In Mozilla’s Telemetry land, raw JSON pings are stored on S3 within files containing framed Heka records, which form our immutable, append-only master dataset. Reading the raw data with Spark can be slow for analyses that read only a handful of fields per record from the thousands available; not to mention the cost of parsing the JSON blobs in the first place.
We are slowly moving away from JSON to a more OLAP-friendly serialization format for the master dataset, which requires defining a proper schema. Given that we have been collecting data in big JSON payloads since the beginning of time, different subsystems have been using various, in some cases schema un-friendly, data layouts. That and the fact that we have thousands of fields embedded in a complex nested structure makes it hard to retrospectively enforce a schema that matches our current data, so a change is likely not going to happen overnight.

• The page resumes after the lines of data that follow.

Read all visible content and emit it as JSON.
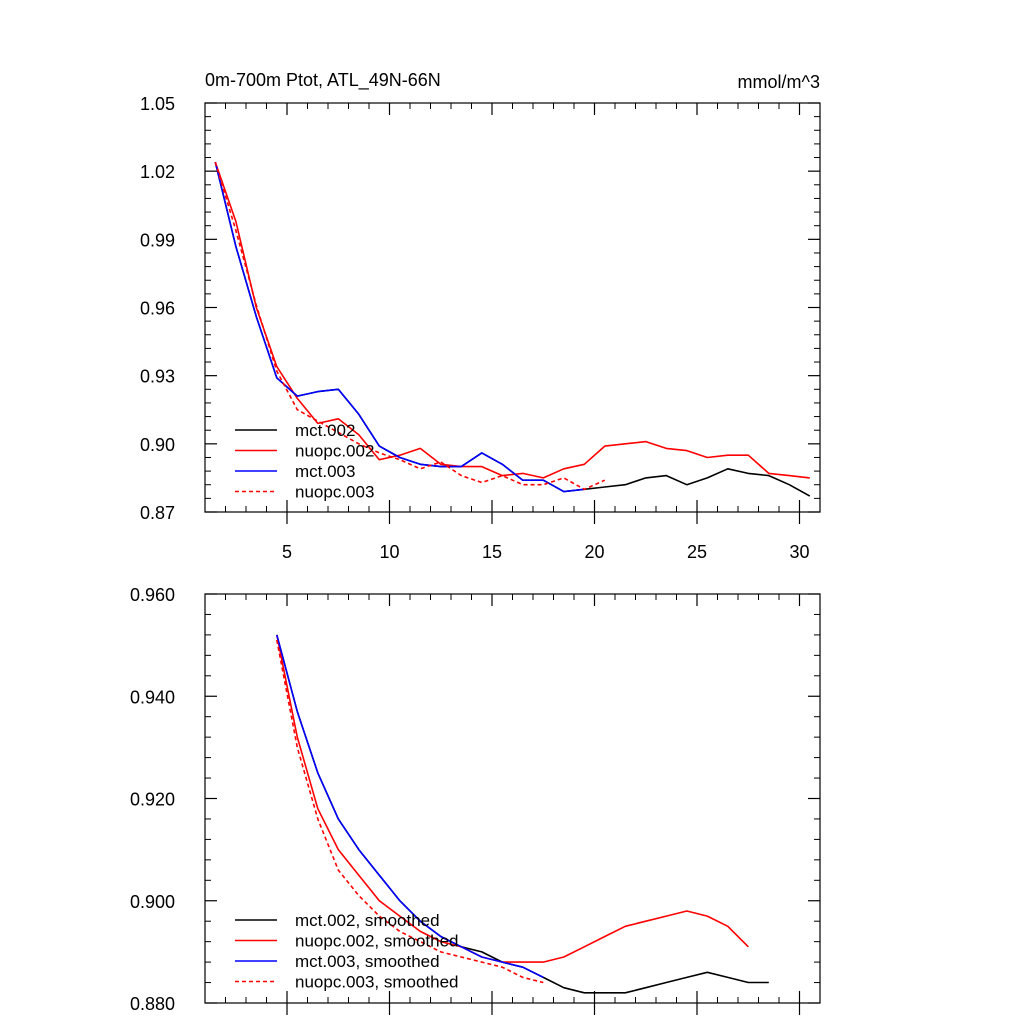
{
  "chart_data": [
    {
      "type": "line",
      "title": "0m-700m Ptot, ATL_49N-66N",
      "units": "mmol/m^3",
      "xlim": [
        1,
        31
      ],
      "ylim": [
        0.87,
        1.05
      ],
      "xticks": [
        5,
        10,
        15,
        20,
        25,
        30
      ],
      "yticks": [
        0.87,
        0.9,
        0.93,
        0.96,
        0.99,
        1.02,
        1.05
      ],
      "ytick_labels": [
        "0.87",
        "0.90",
        "0.93",
        "0.96",
        "0.99",
        "1.02",
        "1.05"
      ],
      "grid": false,
      "legend_position": "bottom-left",
      "series": [
        {
          "name": "mct.002",
          "color": "#000000",
          "dash": "solid",
          "x": [
            1.5,
            2.5,
            3.5,
            4.5,
            5.5,
            6.5,
            7.5,
            8.5,
            9.5,
            10.5,
            11.5,
            12.5,
            13.5,
            14.5,
            15.5,
            16.5,
            17.5,
            18.5,
            19.5,
            20.5,
            21.5,
            22.5,
            23.5,
            24.5,
            25.5,
            26.5,
            27.5,
            28.5,
            29.5,
            30.5
          ],
          "y": [
            1.024,
            0.987,
            0.956,
            0.929,
            0.921,
            0.923,
            0.924,
            0.913,
            0.899,
            0.894,
            0.891,
            0.89,
            0.89,
            0.896,
            0.891,
            0.884,
            0.884,
            0.879,
            0.88,
            0.881,
            0.882,
            0.885,
            0.886,
            0.882,
            0.885,
            0.889,
            0.887,
            0.886,
            0.882,
            0.877
          ]
        },
        {
          "name": "nuopc.002",
          "color": "#ff0000",
          "dash": "solid",
          "x": [
            1.5,
            2.5,
            3.5,
            4.5,
            5.5,
            6.5,
            7.5,
            8.5,
            9.5,
            10.5,
            11.5,
            12.5,
            13.5,
            14.5,
            15.5,
            16.5,
            17.5,
            18.5,
            19.5,
            20.5,
            21.5,
            22.5,
            23.5,
            24.5,
            25.5,
            26.5,
            27.5,
            28.5,
            29.5,
            30.5
          ],
          "y": [
            1.024,
            0.998,
            0.96,
            0.934,
            0.92,
            0.909,
            0.911,
            0.904,
            0.893,
            0.895,
            0.898,
            0.891,
            0.89,
            0.89,
            0.886,
            0.887,
            0.885,
            0.889,
            0.891,
            0.899,
            0.9,
            0.901,
            0.898,
            0.897,
            0.894,
            0.895,
            0.895,
            0.887,
            0.886,
            0.885
          ]
        },
        {
          "name": "mct.003",
          "color": "#0000ff",
          "dash": "solid",
          "x": [
            1.5,
            2.5,
            3.5,
            4.5,
            5.5,
            6.5,
            7.5,
            8.5,
            9.5,
            10.5,
            11.5,
            12.5,
            13.5,
            14.5,
            15.5,
            16.5,
            17.5,
            18.5,
            19.5
          ],
          "y": [
            1.024,
            0.987,
            0.956,
            0.929,
            0.921,
            0.923,
            0.924,
            0.913,
            0.899,
            0.894,
            0.891,
            0.89,
            0.89,
            0.896,
            0.891,
            0.884,
            0.884,
            0.879,
            0.88
          ]
        },
        {
          "name": "nuopc.003",
          "color": "#ff0000",
          "dash": "dashed",
          "x": [
            1.5,
            2.5,
            3.5,
            4.5,
            5.5,
            6.5,
            7.5,
            8.5,
            9.5,
            10.5,
            11.5,
            12.5,
            13.5,
            14.5,
            15.5,
            16.5,
            17.5,
            18.5,
            19.5,
            20.5
          ],
          "y": [
            1.024,
            0.994,
            0.961,
            0.932,
            0.915,
            0.91,
            0.905,
            0.9,
            0.896,
            0.893,
            0.889,
            0.892,
            0.886,
            0.883,
            0.886,
            0.882,
            0.882,
            0.885,
            0.88,
            0.884
          ]
        }
      ]
    },
    {
      "type": "line",
      "xlim": [
        1,
        31
      ],
      "ylim": [
        0.88,
        0.96
      ],
      "xticks": [
        5,
        10,
        15,
        20,
        25,
        30
      ],
      "yticks": [
        0.88,
        0.9,
        0.92,
        0.94,
        0.96
      ],
      "ytick_labels": [
        "0.880",
        "0.900",
        "0.920",
        "0.940",
        "0.960"
      ],
      "grid": false,
      "legend_position": "bottom-left",
      "series": [
        {
          "name": "mct.002, smoothed",
          "color": "#000000",
          "dash": "solid",
          "x": [
            4.5,
            5.5,
            6.5,
            7.5,
            8.5,
            9.5,
            10.5,
            11.5,
            12.5,
            13.5,
            14.5,
            15.5,
            16.5,
            17.5,
            18.5,
            19.5,
            20.5,
            21.5,
            22.5,
            23.5,
            24.5,
            25.5,
            26.5,
            27.5,
            28.5
          ],
          "y": [
            0.952,
            0.937,
            0.925,
            0.916,
            0.91,
            0.905,
            0.9,
            0.896,
            0.893,
            0.891,
            0.89,
            0.888,
            0.887,
            0.885,
            0.883,
            0.882,
            0.882,
            0.882,
            0.883,
            0.884,
            0.885,
            0.886,
            0.885,
            0.884,
            0.884
          ]
        },
        {
          "name": "nuopc.002, smoothed",
          "color": "#ff0000",
          "dash": "solid",
          "x": [
            4.5,
            5.5,
            6.5,
            7.5,
            8.5,
            9.5,
            10.5,
            11.5,
            12.5,
            13.5,
            14.5,
            15.5,
            16.5,
            17.5,
            18.5,
            19.5,
            20.5,
            21.5,
            22.5,
            23.5,
            24.5,
            25.5,
            26.5,
            27.5
          ],
          "y": [
            0.952,
            0.932,
            0.918,
            0.91,
            0.905,
            0.9,
            0.897,
            0.894,
            0.892,
            0.891,
            0.889,
            0.888,
            0.888,
            0.888,
            0.889,
            0.891,
            0.893,
            0.895,
            0.896,
            0.897,
            0.898,
            0.897,
            0.895,
            0.891
          ]
        },
        {
          "name": "mct.003, smoothed",
          "color": "#0000ff",
          "dash": "solid",
          "x": [
            4.5,
            5.5,
            6.5,
            7.5,
            8.5,
            9.5,
            10.5,
            11.5,
            12.5,
            13.5,
            14.5,
            15.5,
            16.5,
            17.5
          ],
          "y": [
            0.952,
            0.937,
            0.925,
            0.916,
            0.91,
            0.905,
            0.9,
            0.896,
            0.893,
            0.891,
            0.889,
            0.888,
            0.887,
            0.885
          ]
        },
        {
          "name": "nuopc.003, smoothed",
          "color": "#ff0000",
          "dash": "dashed",
          "x": [
            4.5,
            5.5,
            6.5,
            7.5,
            8.5,
            9.5,
            10.5,
            11.5,
            12.5,
            13.5,
            14.5,
            15.5,
            16.5,
            17.5
          ],
          "y": [
            0.951,
            0.93,
            0.916,
            0.906,
            0.901,
            0.897,
            0.894,
            0.892,
            0.89,
            0.889,
            0.888,
            0.887,
            0.885,
            0.884
          ]
        }
      ]
    }
  ]
}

Until recently the only way to process Telemetry data with Spark was to read the raw data directly, which isn’t efficient but gets the job done.
Some analyses require filtering out a considerable amount of data before the actual workload can start. To improve the efficiency of such jobs, we started defining derived streams, or so called pre-computed batch views in lambda’s architecture lingo.
A batch view is regenerated or updated daily and, in a mathematical sense, it’s simply a function over the entire master dataset. The view usually contains a subset of the master dataset, possibly transformed, with the objective to make analyses that depend on it more efficient.
As a concrete example, we have run an A/B test on Aurora 43 in which we disabled or enabled Electrolysis (E10s) based on a coin flip (note that E10s is enabled by default on Aurora). In this particular experiment we were aiming to study the performance of E10s. The experiment had a lifespan of one week per user. As some of our users access Firefox sporadically, we couldn’t just sample a few days worth of data and be done with it as ignoring the long tail of submissions would have biased our results.
We clearly needed a batch view of our master dataset that contained only submissions for users that were currently enrolled in the experiment, in order to avoid an expensive filtering step.
We decided to serialize the data for our batch views back to S3 as Parquet files. Parquet is a columnar file storage that is slowly becoming the lingua franca of Hadoop’s ecosystem as it can be read and written from e.g. Hive, Pig & Spark.
Conceptually it’s important to clarify that Parquet is just a storage format, i.e. a binary representation of the data, and it relies on object models, like the one provided by Avro or Thrift, to represent the data in memory. A set of object model converters are provided to map between the in-memory representation and the storage format.
Parquet supports efficient compression and encoding schemes, which are applied on a per-column level where the data tends to be homogeneous. Furthermore, as Spark can load parquet files in a Dataframe, a Python analysis can potentially experience the same performance as a Scala one thanks to a unified physical execution layer.
A Parquet file is composed of:
- row groups, which contain a subset of rows – a row group is composed of a set of column chunks;
- column chunks, which contain values for a specific column – a column chunk is partitioned in a set of pages;
- pages, which are the smallest level of granularity for reads – compression and encoding are applied at this level of abstraction
- a footer, which contains the schema and some other metadata.
As batch views typically use only a subset of the fields provided in our Telemetry payloads, the problem of defining a schema for such subset becomes a non-issue.
Unsurpsingly, we have seen speed-ups of up to a couple of orders of magnitude in some analyses and a reduction of file size by up to 8x compared to files having the same compression scheme and content (no JSON, just framed Heka records).
Each view is generated with a Spark job. In the future Heka is likely going to produce the views directly, once it supports Parquet natively.